Siyasal iktidarın her türlü araçla kadınların kendi hayatları üzerindeki kontrolünü zayıflatmaya çalıştığını kaydeden Taşkale, "Esnek, kuralsız, güvencesiz, kayıt dışı ve düşük ücretlerle sömürülmeye, ekonomik krizle birlikte daha fazla yoksullaşmaya, çalışma yaşamının ayrılmaz parçası haline getirilmiş durumda. Baskı, şiddet ve mobbinge, kreşleri kapatıp kadınlara yüklenmeye çalışılan bakım hizmetleri nedeniyle ücretli işlerde çalışmamızı engelleyen politikalara karşı durmaya, ev içerisinde görünmez kılınıp değersizleştirilen emeğimize sahip çıkarak mücadelemizi büyütmeye devam edeceğiz. İlimizde çeşitli teşviklerle açılan ve açılırken kadın işçilerle çalıştırılacağı yönünden çokça reklamı yapılan ve de çeşitli yayın organlarında 'başarı öyküsü' denilerek sunulan iki tekstil atölyesi, bugün Dersimli kadınlar için bir sömürü cehennemi durumuna gelmiştir.

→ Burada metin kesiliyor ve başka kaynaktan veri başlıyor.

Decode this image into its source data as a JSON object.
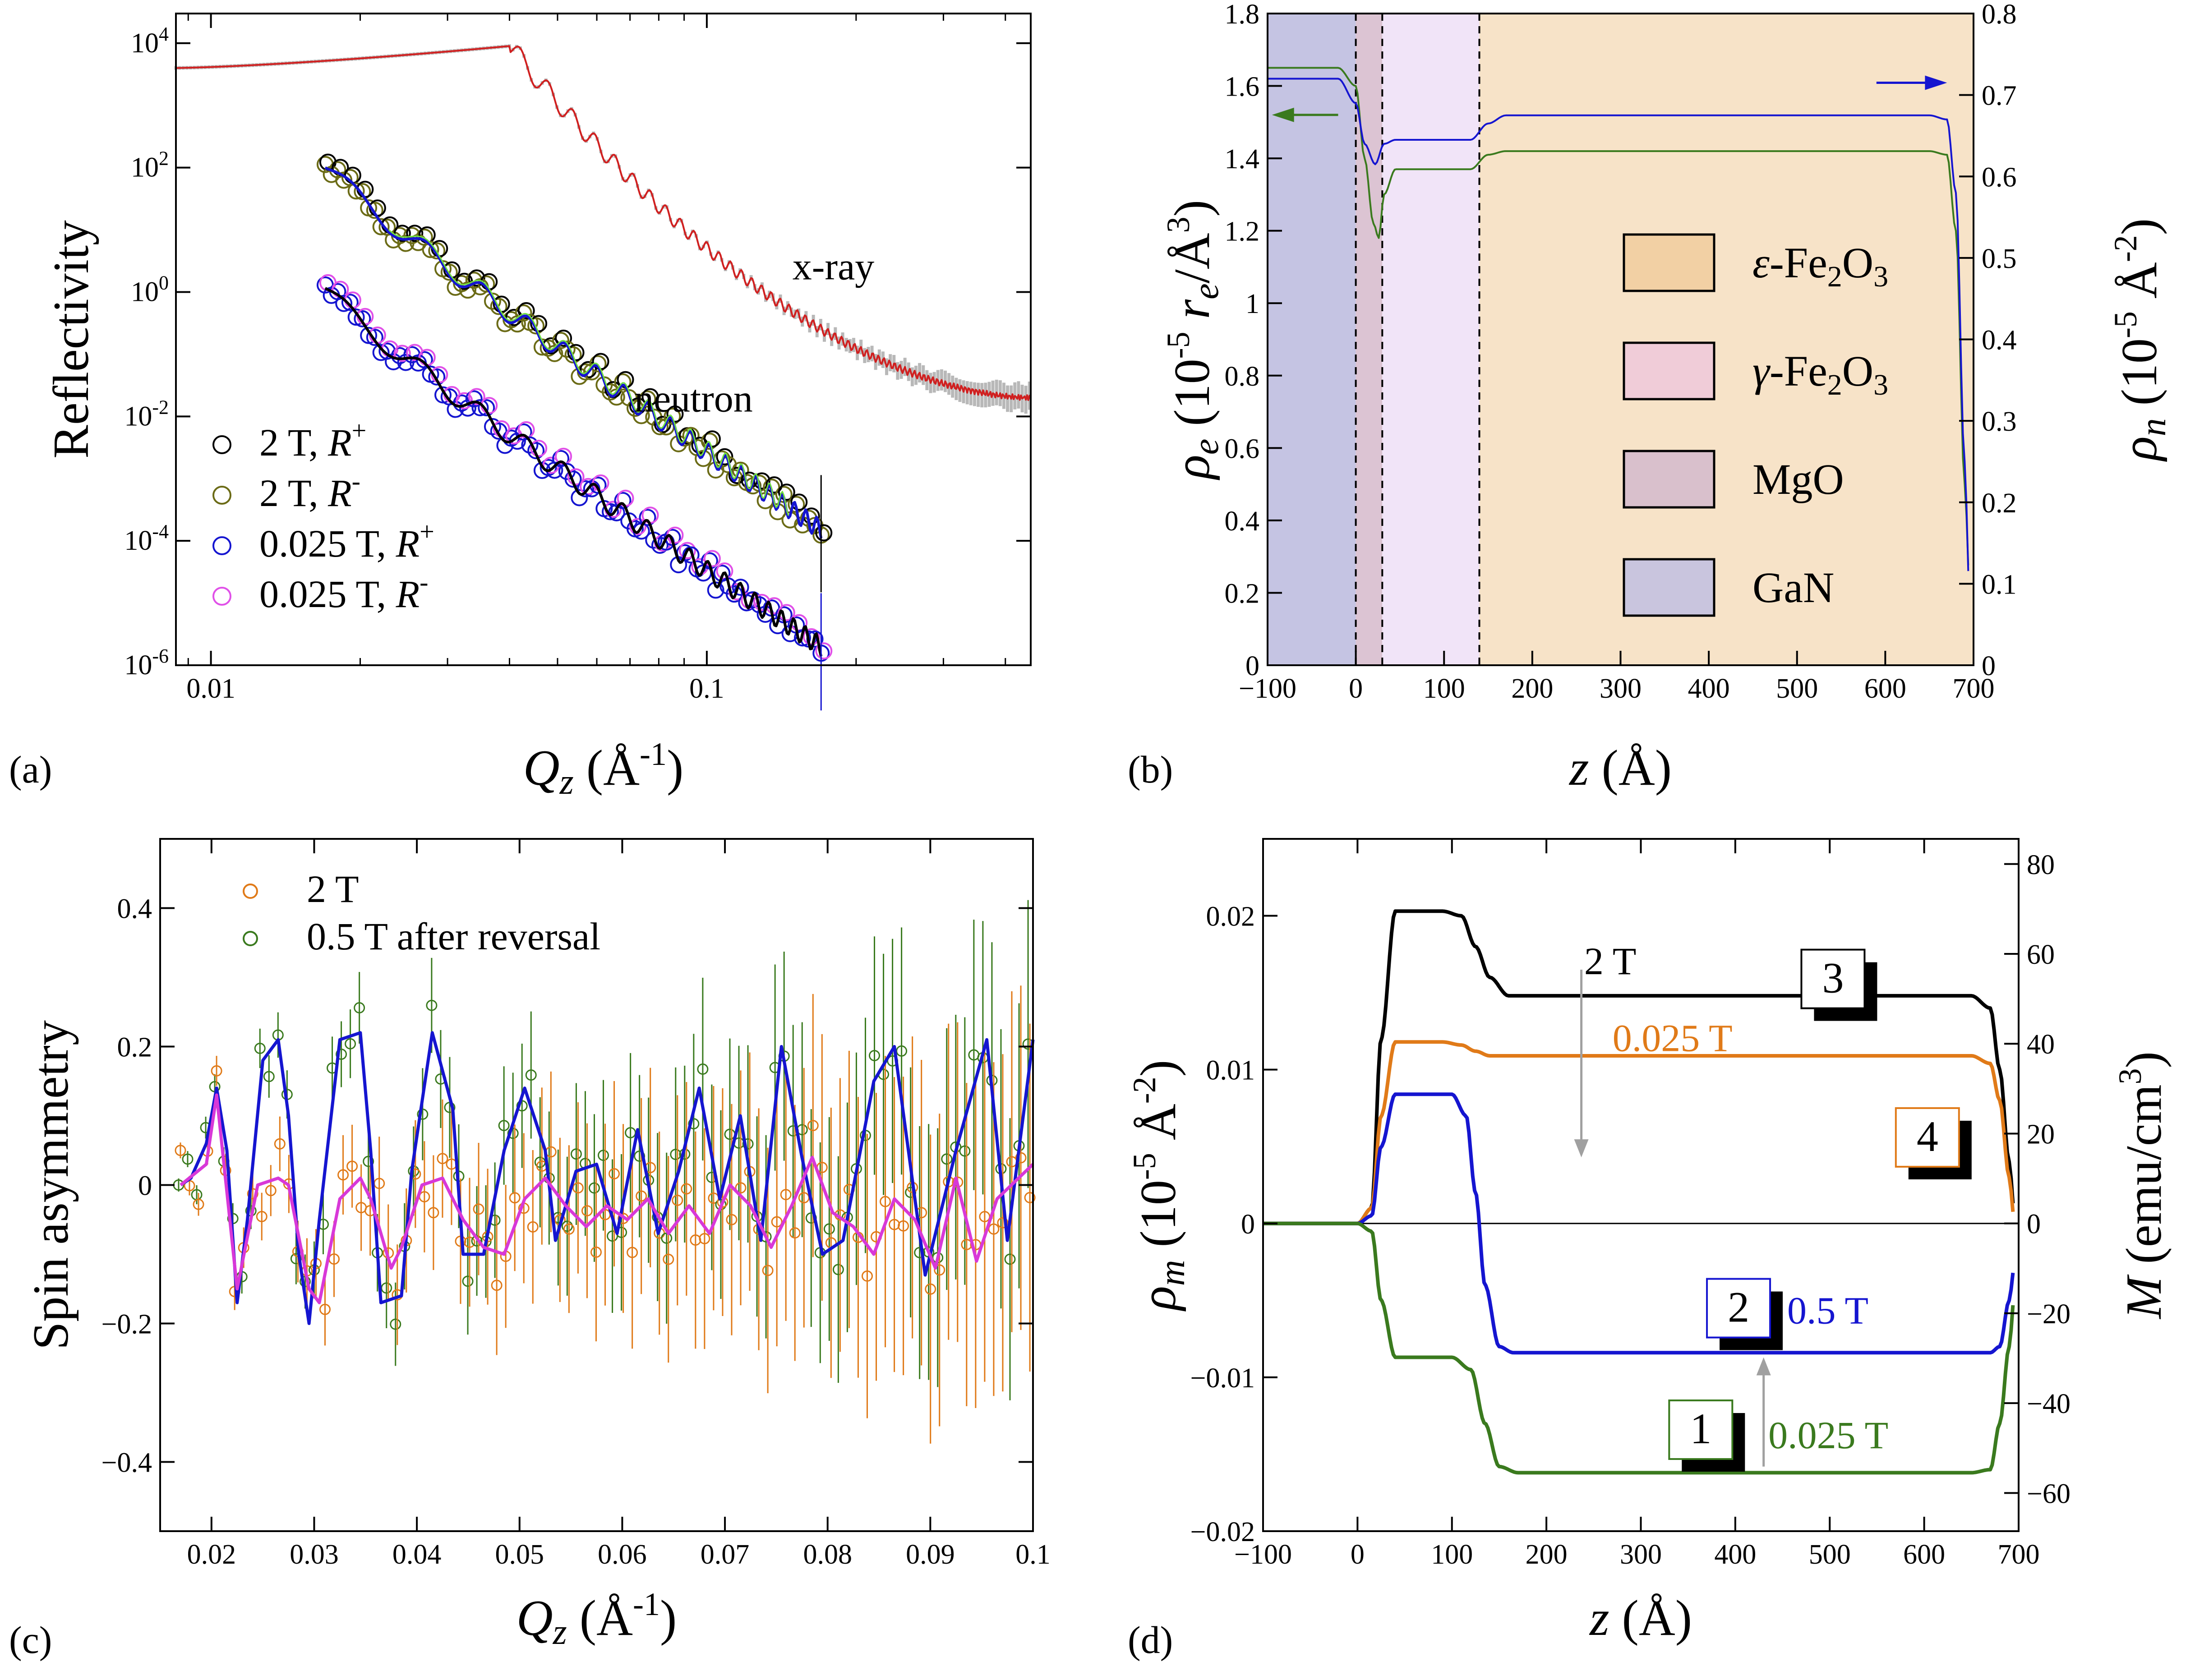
{
  "panels": {
    "a": {
      "label": "(a)"
    },
    "b": {
      "label": "(b)"
    },
    "c": {
      "label": "(c)"
    },
    "d": {
      "label": "(d)"
    }
  },
  "chart_data": [
    {
      "id": "a",
      "type": "scatter",
      "xscale": "log",
      "yscale": "log",
      "xlim": [
        0.0085,
        0.45
      ],
      "ylim": [
        1e-06,
        30000.0
      ],
      "ylabel": "Reflectivity",
      "xlabel": "Qz (Å-1)",
      "xticks": [
        {
          "v": 0.01,
          "t": "0.01"
        },
        {
          "v": 0.1,
          "t": "0.1"
        }
      ],
      "yticks": [
        {
          "v": 10000.0,
          "b": "10",
          "e": "4"
        },
        {
          "v": 100.0,
          "b": "10",
          "e": "2"
        },
        {
          "v": 1,
          "b": "10",
          "e": "0"
        },
        {
          "v": 0.01,
          "b": "10",
          "e": "-2"
        },
        {
          "v": 0.0001,
          "b": "10",
          "e": "-4"
        },
        {
          "v": 1e-06,
          "b": "10",
          "e": "-6"
        }
      ],
      "annotations": [
        {
          "text": "x-ray",
          "x": 0.18,
          "y": 1.6
        },
        {
          "text": "neutron",
          "x": 0.094,
          "y": 0.012
        }
      ],
      "legend": [
        {
          "name": "2 T, ",
          "r": "R",
          "sup": "+",
          "color": "#000000"
        },
        {
          "name": "2 T, ",
          "r": "R",
          "sup": "-",
          "color": "#6b6b16"
        },
        {
          "name": "0.025 T, ",
          "r": "R",
          "sup": "+",
          "color": "#1515d0"
        },
        {
          "name": "0.025 T, ",
          "r": "R",
          "sup": "-",
          "color": "#e050e8"
        }
      ],
      "series": [
        {
          "name": "x-ray",
          "color": "#b0b0b0",
          "fit": "#d02020",
          "x_start": 0.0085,
          "x_end": 0.45,
          "y_plateau": 9000,
          "q_crit": 0.04,
          "y_end": 0.02
        },
        {
          "name": "2 T neutron",
          "color": "#6b6b16",
          "fit": "#1515d0",
          "x_start": 0.017,
          "x_end": 0.17,
          "y_start": 100,
          "y_end": 0.00015
        },
        {
          "name": "0.025 T neutron",
          "color": "#1515d0",
          "fit": "#000000",
          "x_start": 0.017,
          "x_end": 0.17,
          "y_start": 1.0,
          "y_end": 2e-06
        }
      ]
    },
    {
      "id": "b",
      "type": "line",
      "xlim": [
        -100,
        700
      ],
      "ylim": [
        0,
        1.8
      ],
      "y2lim": [
        0,
        0.8
      ],
      "xlabel": "z (Å)",
      "ylabel": "ρe (10-5 re/Å3)",
      "y2label": "ρn (10-5 Å-2)",
      "xticks": [
        -100,
        0,
        100,
        200,
        300,
        400,
        500,
        600,
        700
      ],
      "yticks": [
        "0",
        "0.2",
        "0.4",
        "0.6",
        "0.8",
        "1",
        "1.2",
        "1.4",
        "1.6",
        "1.8"
      ],
      "y2ticks": [
        "0",
        "0.1",
        "0.2",
        "0.3",
        "0.4",
        "0.5",
        "0.6",
        "0.7",
        "0.8"
      ],
      "layers": [
        {
          "name": "GaN",
          "from": -100,
          "to": 0,
          "color": "#c5c4e3"
        },
        {
          "name": "MgO",
          "from": 0,
          "to": 30,
          "color": "#dcc4d3"
        },
        {
          "name": "γ-Fe2O3",
          "from": 30,
          "to": 140,
          "color": "#f1e4f8"
        },
        {
          "name": "ε-Fe2O3",
          "from": 140,
          "to": 700,
          "color": "#f7e3c8"
        }
      ],
      "legend": [
        {
          "pre": "ε",
          "main": "-Fe",
          "sub1": "2",
          "mid": "O",
          "sub2": "3",
          "color": "#f2d0a4"
        },
        {
          "pre": "γ",
          "main": "-Fe",
          "sub1": "2",
          "mid": "O",
          "sub2": "3",
          "color": "#f0ccd8"
        },
        {
          "pre": "",
          "main": "MgO",
          "sub1": "",
          "mid": "",
          "sub2": "",
          "color": "#d9c0cc"
        },
        {
          "pre": "",
          "main": "GaN",
          "sub1": "",
          "mid": "",
          "sub2": "",
          "color": "#c9c5de"
        }
      ],
      "series": [
        {
          "name": "ρe",
          "axis": "left",
          "color": "#3a7a1e",
          "x": [
            -100,
            -20,
            0,
            10,
            20,
            26,
            32,
            45,
            130,
            150,
            170,
            650,
            670,
            680,
            690,
            695
          ],
          "y": [
            1.65,
            1.65,
            1.6,
            1.4,
            1.22,
            1.18,
            1.3,
            1.37,
            1.37,
            1.41,
            1.42,
            1.42,
            1.41,
            1.2,
            0.5,
            0.25
          ]
        },
        {
          "name": "ρn",
          "axis": "right",
          "color": "#1515d0",
          "x": [
            -100,
            -20,
            0,
            10,
            22,
            32,
            45,
            130,
            150,
            170,
            650,
            670,
            680,
            690,
            695
          ],
          "y": [
            0.72,
            0.72,
            0.69,
            0.64,
            0.615,
            0.64,
            0.645,
            0.645,
            0.665,
            0.675,
            0.675,
            0.67,
            0.58,
            0.25,
            0.1
          ]
        }
      ]
    },
    {
      "id": "c",
      "type": "line",
      "xlim": [
        0.015,
        0.1
      ],
      "ylim": [
        -0.5,
        0.5
      ],
      "xlabel": "Qz (Å-1)",
      "ylabel": "Spin asymmetry",
      "xticks": [
        "0.02",
        "0.03",
        "0.04",
        "0.05",
        "0.06",
        "0.07",
        "0.08",
        "0.09",
        "0.1"
      ],
      "yticks": [
        "−0.4",
        "−0.2",
        "0",
        "0.2",
        "0.4"
      ],
      "legend": [
        {
          "name": "2 T",
          "color": "#e07a18"
        },
        {
          "name": "0.5 T after reversal",
          "color": "#3a7a1e"
        }
      ],
      "series": [
        {
          "name": "0.5 T fit",
          "color": "#1515d0",
          "x": [
            0.017,
            0.018,
            0.0195,
            0.0205,
            0.0215,
            0.0225,
            0.0235,
            0.025,
            0.0265,
            0.0275,
            0.0285,
            0.0295,
            0.0305,
            0.0325,
            0.0345,
            0.0355,
            0.0365,
            0.0385,
            0.0395,
            0.0415,
            0.0435,
            0.0445,
            0.0465,
            0.0485,
            0.0505,
            0.0525,
            0.0535,
            0.0555,
            0.0575,
            0.0595,
            0.0615,
            0.0635,
            0.0655,
            0.0675,
            0.0695,
            0.0715,
            0.0735,
            0.0755,
            0.0775,
            0.0795,
            0.0815,
            0.0845,
            0.0865,
            0.0895,
            0.0925,
            0.0955,
            0.0975,
            0.1
          ],
          "y": [
            0,
            0.01,
            0.06,
            0.14,
            0.05,
            -0.17,
            -0.05,
            0.18,
            0.21,
            0.1,
            -0.1,
            -0.2,
            -0.05,
            0.21,
            0.22,
            0.05,
            -0.17,
            -0.16,
            0.02,
            0.22,
            0.11,
            -0.1,
            -0.1,
            0.05,
            0.14,
            0.05,
            -0.08,
            0.02,
            0.03,
            -0.07,
            0.08,
            -0.07,
            0.02,
            0.14,
            -0.02,
            0.1,
            -0.08,
            0.2,
            0.04,
            -0.1,
            -0.08,
            0.15,
            0.2,
            -0.13,
            0.05,
            0.21,
            -0.08,
            0.21
          ]
        },
        {
          "name": "2 T fit",
          "color": "#d838d8",
          "x": [
            0.017,
            0.0195,
            0.0205,
            0.0225,
            0.0245,
            0.0265,
            0.0275,
            0.0295,
            0.0305,
            0.0325,
            0.0345,
            0.0355,
            0.0375,
            0.0385,
            0.0405,
            0.0425,
            0.0445,
            0.0465,
            0.0485,
            0.0505,
            0.0525,
            0.0545,
            0.0565,
            0.0585,
            0.0605,
            0.0625,
            0.0645,
            0.0665,
            0.0685,
            0.0705,
            0.0725,
            0.0745,
            0.0765,
            0.0785,
            0.0805,
            0.0825,
            0.0845,
            0.0865,
            0.0885,
            0.0905,
            0.0925,
            0.0945,
            0.0965,
            0.1
          ],
          "y": [
            0,
            0.03,
            0.13,
            -0.15,
            0.0,
            0.01,
            0.0,
            -0.15,
            -0.17,
            -0.02,
            0.01,
            -0.02,
            -0.12,
            -0.09,
            0.0,
            0.01,
            -0.05,
            -0.09,
            -0.1,
            -0.02,
            0.01,
            -0.03,
            -0.06,
            -0.03,
            -0.05,
            -0.02,
            -0.07,
            -0.03,
            -0.07,
            0.0,
            -0.03,
            -0.09,
            -0.03,
            0.04,
            -0.04,
            -0.06,
            -0.1,
            -0.02,
            -0.05,
            -0.12,
            0.01,
            -0.11,
            -0.02,
            0.03
          ]
        }
      ]
    },
    {
      "id": "d",
      "type": "line",
      "xlim": [
        -100,
        700
      ],
      "ylim": [
        -0.02,
        0.025
      ],
      "y2lim": [
        -68.5,
        85.6
      ],
      "xlabel": "z (Å)",
      "ylabel": "ρm (10-5 Å-2)",
      "y2label": "M (emu/cm3)",
      "xticks": [
        "−100",
        "0",
        "100",
        "200",
        "300",
        "400",
        "500",
        "600",
        "700"
      ],
      "yticks": [
        {
          "v": -0.02,
          "t": "−0.02"
        },
        {
          "v": -0.01,
          "t": "−0.01"
        },
        {
          "v": 0,
          "t": "0"
        },
        {
          "v": 0.01,
          "t": "0.01"
        },
        {
          "v": 0.02,
          "t": "0.02"
        }
      ],
      "y2ticks": [
        {
          "v": -60,
          "t": "−60"
        },
        {
          "v": -40,
          "t": "−40"
        },
        {
          "v": -20,
          "t": "−20"
        },
        {
          "v": 0,
          "t": "0"
        },
        {
          "v": 20,
          "t": "20"
        },
        {
          "v": 40,
          "t": "40"
        },
        {
          "v": 60,
          "t": "60"
        },
        {
          "v": 80,
          "t": "80"
        }
      ],
      "series": [
        {
          "name": "2 T",
          "color": "#000000",
          "x": [
            -100,
            0,
            15,
            25,
            40,
            90,
            110,
            125,
            140,
            160,
            650,
            670,
            680,
            690,
            695
          ],
          "y": [
            0,
            0,
            0.001,
            0.012,
            0.0203,
            0.0203,
            0.02,
            0.018,
            0.016,
            0.0148,
            0.0148,
            0.014,
            0.01,
            0.004,
            0.001
          ]
        },
        {
          "name": "0.025 T (4)",
          "color": "#e07a18",
          "x": [
            -100,
            0,
            15,
            25,
            40,
            90,
            110,
            125,
            140,
            160,
            650,
            670,
            680,
            690,
            695
          ],
          "y": [
            0,
            0,
            0.001,
            0.007,
            0.0118,
            0.0118,
            0.0116,
            0.0112,
            0.0109,
            0.0109,
            0.0109,
            0.0104,
            0.008,
            0.003,
            0.0005
          ]
        },
        {
          "name": "0.5 T",
          "color": "#1515d0",
          "x": [
            -100,
            0,
            15,
            25,
            40,
            100,
            115,
            125,
            135,
            150,
            165,
            650,
            670,
            680,
            690,
            695
          ],
          "y": [
            0,
            0,
            0.0005,
            0.005,
            0.0084,
            0.0084,
            0.007,
            0.002,
            -0.004,
            -0.008,
            -0.0084,
            -0.0084,
            -0.0084,
            -0.008,
            -0.005,
            -0.003
          ]
        },
        {
          "name": "0.025 T (1)",
          "color": "#3a7a1e",
          "x": [
            -100,
            0,
            15,
            25,
            40,
            100,
            120,
            135,
            150,
            170,
            650,
            670,
            680,
            690,
            695
          ],
          "y": [
            0,
            0,
            -0.0005,
            -0.005,
            -0.0087,
            -0.0087,
            -0.0095,
            -0.013,
            -0.0158,
            -0.0162,
            -0.0162,
            -0.016,
            -0.013,
            -0.008,
            -0.005
          ]
        }
      ],
      "labels": [
        {
          "text": "2 T",
          "color": "#000000",
          "x": 240,
          "y": 0.0162
        },
        {
          "text": "0.025 T",
          "color": "#e07a18",
          "x": 270,
          "y": 0.0112
        },
        {
          "text": "0.5 T",
          "color": "#1515d0",
          "x": 455,
          "y": -0.0065
        },
        {
          "text": "0.025 T",
          "color": "#3a7a1e",
          "x": 435,
          "y": -0.0146
        }
      ],
      "boxes": [
        {
          "num": "3",
          "color": "#000000",
          "x": 470,
          "y": 0.0178
        },
        {
          "num": "4",
          "color": "#e07a18",
          "x": 570,
          "y": 0.0075
        },
        {
          "num": "2",
          "color": "#1515d0",
          "x": 370,
          "y": -0.0036
        },
        {
          "num": "1",
          "color": "#3a7a1e",
          "x": 330,
          "y": -0.0115
        }
      ],
      "arrows": [
        {
          "x": 237,
          "from": 0.0165,
          "to": 0.0043
        },
        {
          "x": 430,
          "from": -0.0158,
          "to": -0.0087
        }
      ]
    }
  ]
}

Ünlü markalarla çalışan atölyeler zaman zaman kadınlara fazla mesai yaptırmalarına rağmen bırakın fazla mesai ödemelerini, bazen kadınlara aylarca maaş ödememektedirler. Emeğimizin böylesine yok sayılmasını, sömürülmeyi reddediyoruz" şeklinde konuştu.